Jean Renggli der Ältere: Der Rütli­schwur 1291, 1891; Quelle: dhm.de

Solche Fragen sind zwar teil­weise sehr alt und in allen Gesell­schaften der Erde anzu­treffen, aber erst im 19. Jahr­hun­dert wurde in den neu entste­henden Natio­nal­staaten damit begonnen, dieje­nigen Geschichten und Bilder zu stan­dar­di­sieren, die dann als die ‚rich­tigen’ Antworten galten: Sie wurden zu natio­nalen Mythen verdichtet. Und meist erst am Ende des 19. Jh. wurden natio­nale Feier­tage einge­richtet – in der Schweiz der 1. August erst­mals 1891 –, an denen die Nationen in Gestalt ihrer Reprä­sen­tanten, aber auch ihrer Bürger rituell in den Spiegel dieser Mythen blickten, um immer dasselbe, stabile Bild von sich selbst zu sehen: das Bild ihrer eignen Grösse, Einzig­ar­tig­keit und Beson­der­heit. Es waren diese Selbst-Bilder, die die Nation „wahr“ werden liessen.
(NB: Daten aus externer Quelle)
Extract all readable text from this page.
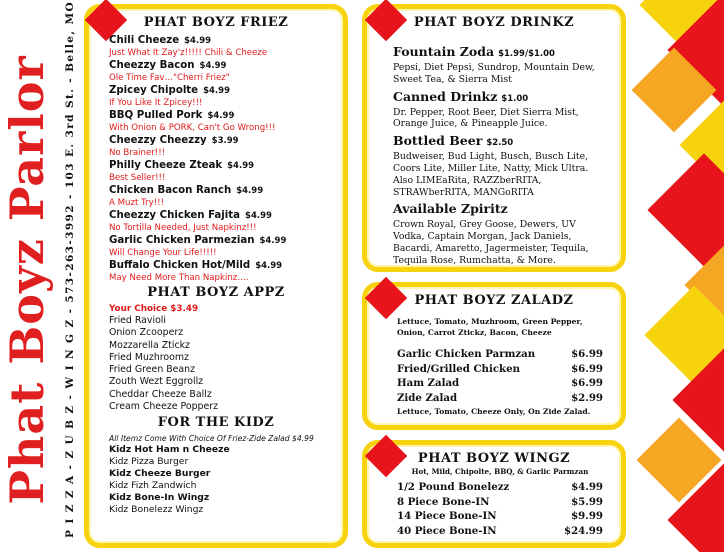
Phat Boyz Parlor P I Z Z A - Z U B Z - W I N G Z - 573-263-3992 - 103 E. 3rd St. - Belle, MO	PHAT BOYZ FRIEZ
Chili Cheeze $4.99
Just What It Zay'z!!!!! Chili & Cheeze
Cheezzy Bacon $4.99
Ole Time Fav…"Cherri Friez"
Zpicey Chipolte $4.99
If You Like It Zpicey!!!
BBQ Pulled Pork $4.99
With Onion & PORK, Can't Go Wrong!!!
Cheezzy Cheezzy $3.99
No Brainer!!!
Philly Cheeze Zteak $4.99
Best Seller!!!
Chicken Bacon Ranch $4.99
A Muzt Try!!!
Cheezzy Chicken Fajita $4.99
No Tortilla Needed, Just Napkinz!!!
Garlic Chicken Parmezian $4.99
Will Change Your Life!!!!!
Buffalo Chicken Hot/Mild $4.99
May Need More Than Napkinz….
PHAT BOYZ APPZ
Your Choice $3.49
Fried Ravioli
Onion Zcooperz
Mozzarella Ztickz
Fried Muzhroomz
Fried Green Beanz
Zouth Wezt Eggrollz
Cheddar Cheeze Ballz
Cream Cheeze Popperz
FOR THE KIDZ
All Itemz Come With Choice Of Friez-Zide Zalad $4.99
Kidz Hot Ham n Cheeze
Kidz Pizza Burger
Kidz Cheeze Burger
Kidz Fizh Zandwich
Kidz Bone-In Wingz
Kidz Bonelezz Wingz
PHAT BOYZ DRINKZ
Fountain Zoda $1.99/$1.00
Pepsi, Diet Pepsi, Sundrop, Mountain Dew, Sweet Tea, & Sierra Mist
Canned Drinkz $1.00
Dr. Pepper, Root Beer, Diet Sierra Mist, Orange Juice, & Pineapple Juice.
Bottled Beer $2.50
Budweiser, Bud Light, Busch, Busch Lite, Coors Lite, Miller Lite, Natty, Mick Ultra. Also LIMEaRita, RAZZberRITA, STRAWberRITA, MANGoRITA
Available Zpiritz
Crown Royal, Grey Goose, Dewers, UV Vodka, Captain Morgan, Jack Daniels, Bacardi, Amaretto, Jagermeister, Tequila, Tequila Rose, Rumchatta, & More.
PHAT BOYZ ZALADZ
Lettuce, Tomato, Muzhroom, Green Pepper, Onion, Carrot Ztickz, Bacon, Cheeze
Garlic Chicken Parmzan	$6.99
Fried/Grilled Chicken	$6.99
Ham Zalad	$6.99
Zide Zalad	$2.99
Lettuce, Tomato, Cheeze Only, On Zide Zalad.
PHAT BOYZ WINGZ
Hot, Mild, Chipolte, BBQ, & Garlic Parmzan
1/2 Pound Bonelezz	$4.99
8 Piece Bone-IN	$5.99
14 Piece Bone-IN	$9.99
40 Piece Bone-IN	$24.99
Es sind bekannt­lich zwei Gruppen von zum Teil alten mythi­schen Erzäh­lungen und Bildern, die sich in der Schweiz im späten 18. Jh. zu Elementen einer erst noch zu schaf­fenden „Nation“ zu formieren begannen: zum einen die mythi­schen Ursprungs­ge­schichten der Eidge­nos­sen­schaft (von Tell über Morgarten bis Marignano), und zum anderen die Mythen vom „Schwei­zeral­pen­land“. Nach dem Sonder­bunds­krieg von 1847 und der Grün­dung des Bundes­staates 1848 kam ihnen die Aufgabe zu, die neue, noch sehr prekäre staat­liche Einheit festigen.

Was ist ein Mythos?

Schweizerlieder, dritte Auflage, Zürich 1786; Quelle: zvab.com

Schweiz­erlieder, dritte Auflage, Zürich 1786; Quelle: zvab.com

Im „Jubi­lä­ums­jahr“ 2015 (Marignano…!) waren die Medien voll von der Diskus­sion über die Schlachten-Mythen; hier soll es um die Alpen gehen, ange­fangen gleich bei diesem merk­wür­digen Begriff: das „Schwei­zeral­pen­land“. Der Ausdruck stammt vom patrio­ti­schen Zürcher Pfarrer Johann Caspar Lavater, der ihn in seinen sehr popu­lären Schweiz­erlie­dern von 1761 prägte – und der damit exem­pla­risch schon eine typi­sche Eigenart des mythi­schen Redens anzeigt: Das „Schwei­zeral­pen­land“ und die „Schweiz­erlieder“, aber auch die bis vor wenigen Jahren gebräuch­liche Form „Schwei­zer­ge­schichte“, erwe­cken als Nomen den Eindruck, als seien dies Alpen­land­schaften, Lieder oder Geschichte(n), die wesens­mässig ‚schwei­ze­risch’ sind, mit andern Alpen, Liedern oder Geschichten unver­gleichbar. Das ist kein Zufall: Mythen sind eine Form der Rede, die immer etwas Wesen­haftes behauptet. Der Mythos, sagte der Lite­ra­tur­theo­re­tiker Roland Barthes, verwan­delt Geschichte in Natur, raubt ihr den Status des Verän­der­li­chen, Gewor­denen und damit letzt­lich immer auch Zufäl­ligen, und über­führt die ange­spro­chene Sache in etwas Ewiges oder ‚von Natur aus’ Seiendes, in ein Wesen, das mit sich iden­tisch und unwan­delbar ist.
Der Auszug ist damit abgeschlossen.